Sin embargo, el regreso de “el Peludo” al gobierno volvió con la amenaza de que la
“chusma” radical impusiera nuevas condiciones políticas y económicas. Y entonces la
oligarquía decidió hacerse del poder político mediante un Golpe de Estado, que era un
mensaje a sus amos del Norte: la casa está en orden. Como afirma Sampay: “la crisis de
la Constitución escrita de 1853 residía en que el sector social dominante, para retener
el gobierno real del país y contener el avance de los sectores populares, necesitaba
suprimir los derechos democráticos que en el siglo pasado le permitieron conquistar y
consolidar la supremacía frente al absolutismo político y a una organización monopolista
de la economía” (Sampay citado por Koenig, 2015, p. 41).

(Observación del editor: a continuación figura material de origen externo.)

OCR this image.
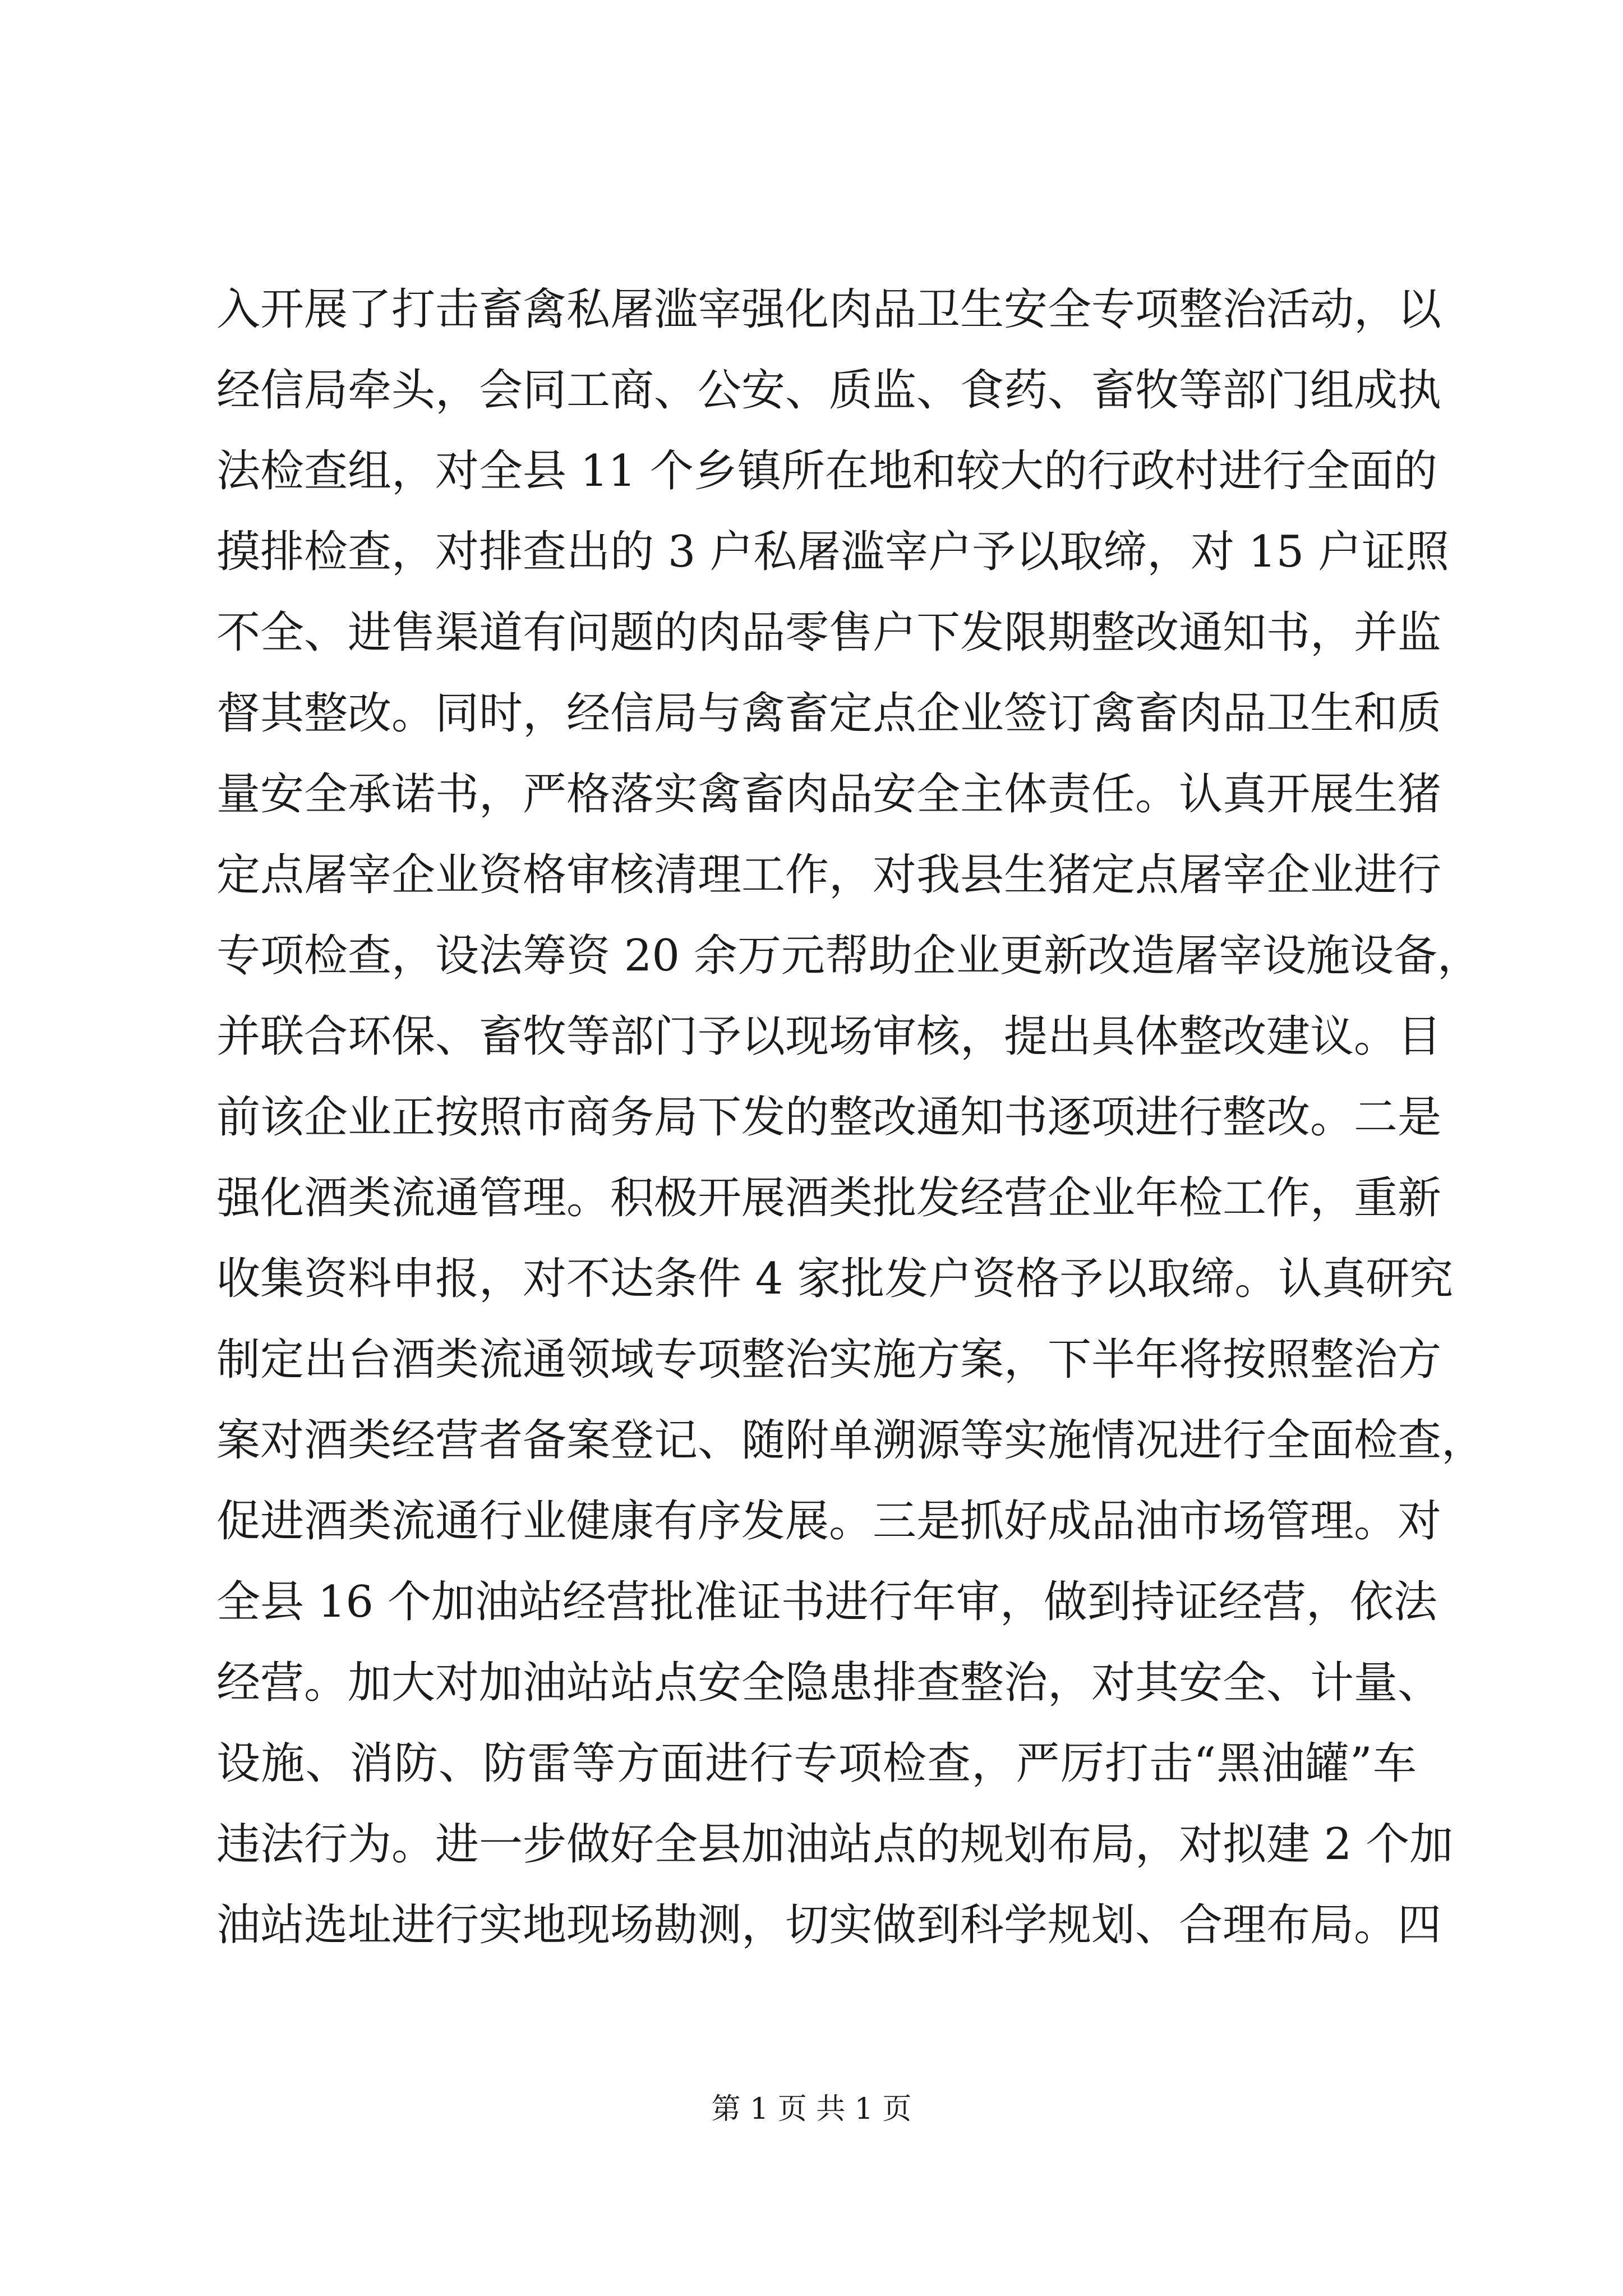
入开展了打击畜禽私屠滥宰强化肉品卫生安全专项整治活动，以
经信局牵头，会同工商、公安、质监、食药、畜牧等部门组成执
法检查组，对全县 11 个乡镇所在地和较大的行政村进行全面的
摸排检查，对排查出的 3 户私屠滥宰户予以取缔，对 15 户证照
不全、进售渠道有问题的肉品零售户下发限期整改通知书，并监
督其整改。同时，经信局与禽畜定点企业签订禽畜肉品卫生和质
量安全承诺书，严格落实禽畜肉品安全主体责任。认真开展生猪
定点屠宰企业资格审核清理工作，对我县生猪定点屠宰企业进行
专项检查，设法筹资 20 余万元帮助企业更新改造屠宰设施设备，
并联合环保、畜牧等部门予以现场审核，提出具体整改建议。目
前该企业正按照市商务局下发的整改通知书逐项进行整改。二是
强化酒类流通管理。积极开展酒类批发经营企业年检工作，重新
收集资料申报，对不达条件 4 家批发户资格予以取缔。认真研究
制定出台酒类流通领域专项整治实施方案，下半年将按照整治方
案对酒类经营者备案登记、随附单溯源等实施情况进行全面检查，
促进酒类流通行业健康有序发展。三是抓好成品油市场管理。对
全县 16 个加油站经营批准证书进行年审，做到持证经营，依法
经营。加大对加油站站点安全隐患排查整治，对其安全、计量、
设施、消防、防雷等方面进行专项检查，严厉打击“黑油罐”车
违法行为。进一步做好全县加油站点的规划布局，对拟建 2 个加
油站选址进行实地现场勘测，切实做到科学规划、合理布局。四
第 1 页 共 1 页
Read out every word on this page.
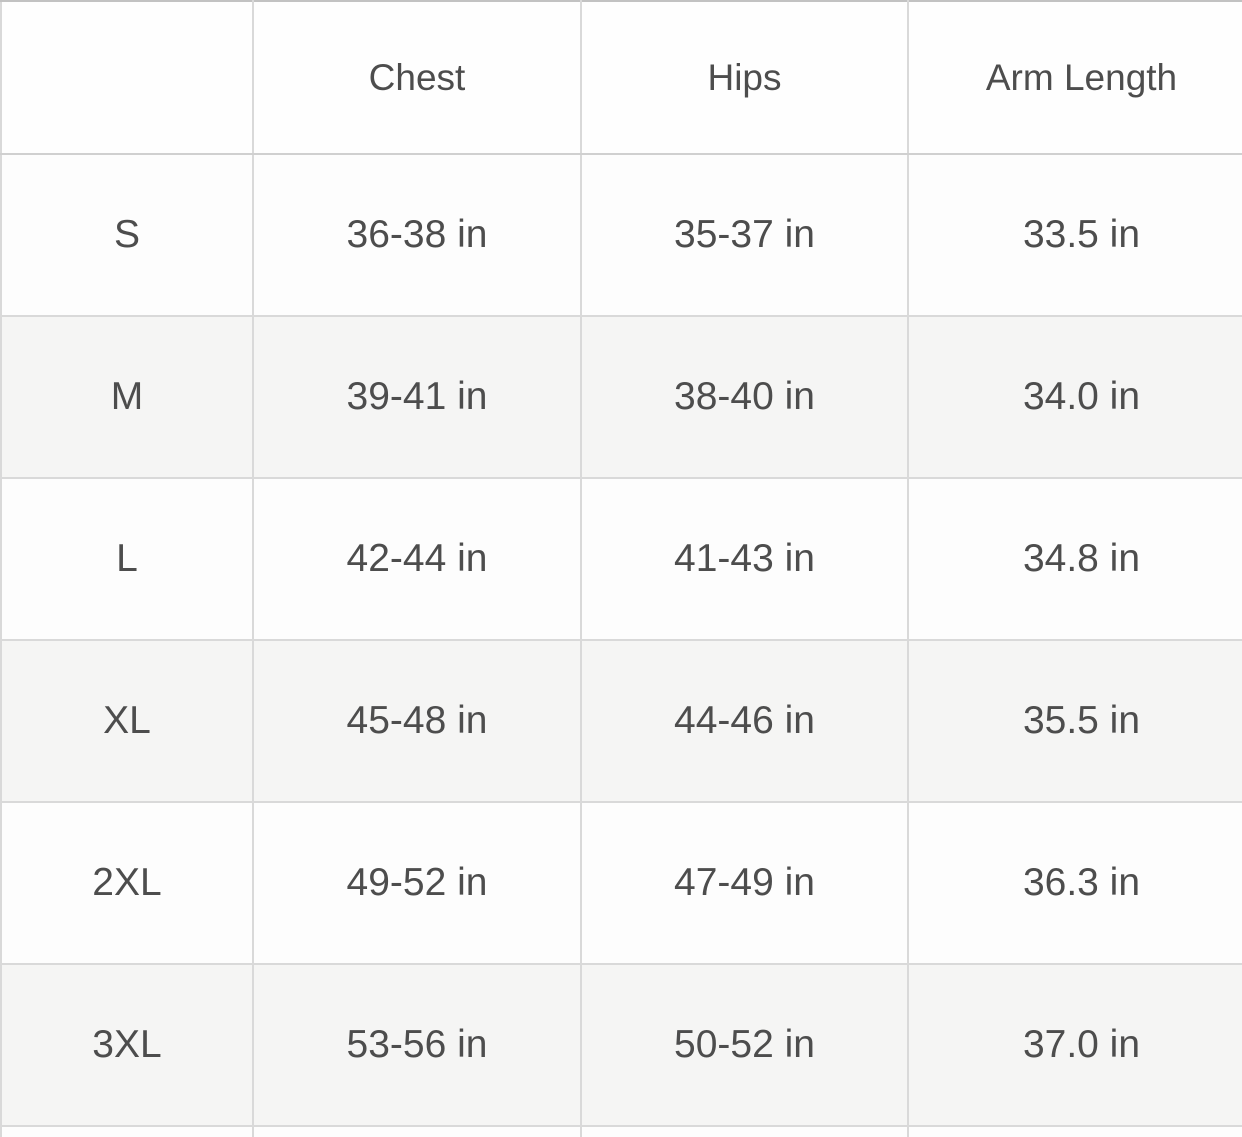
	Chest	Hips	Arm Length
S	36-38 in	35-37 in	33.5 in
M	39-41 in	38-40 in	34.0 in
L	42-44 in	41-43 in	34.8 in
XL	45-48 in	44-46 in	35.5 in
2XL	49-52 in	47-49 in	36.3 in
3XL	53-56 in	50-52 in	37.0 in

El producto de este cercenamiento de la cuestión democrática es la llamada
“década infame” durante la cual se restauran no sólo el dominio oligárquico sino
también se profundizan la dependencia frente a los británicos.
“[D]espués de derrocado el gobierno de Yrigoyen se repristinó el sentido esencial de la
Constitución de Alberdi, excluyendo de la política a los sectores populares, pero de ello
resultó la expoliación de esos sectores populares en beneficio de los intereses británicos. En
efecto, el imperialismo inglés, apremiado por el colapso de su economía, se adueñó, con
público escándalo, de los principales recursos de la riqueza nacional” (Sampay, 2013, p. 144)
Este período, que se extiende desde 1930 hasta 1943, cuyo actor político principal
fue el general Agustín P. Justo y su mayor símbolo económico va a ser el Pacto Roca-
Runciman, al que Arturo Jauretche llamó “el estatuto legal del coloniaje”. Julio Argentino
Roca hijo, vicepresidente de Justo, fue todo un símbolo de las nuevas condiciones de
dependencia negociando ese pacto en condiciones humillantes para nuestro país,
cuando llegó a afirmar: “La geografía política no siempre logra en nuestros tiempos
imponer sus límites territoriales a la actividad economía de las naciones. Así ha podido
decir un publicista de celosa personalidad que la Argentina, por su interdependencia
recíproca, es, desde el punto de vista económico, una parte integrante del imperio
británico” (Regolo, citado por Koenig, 2015, p. 42).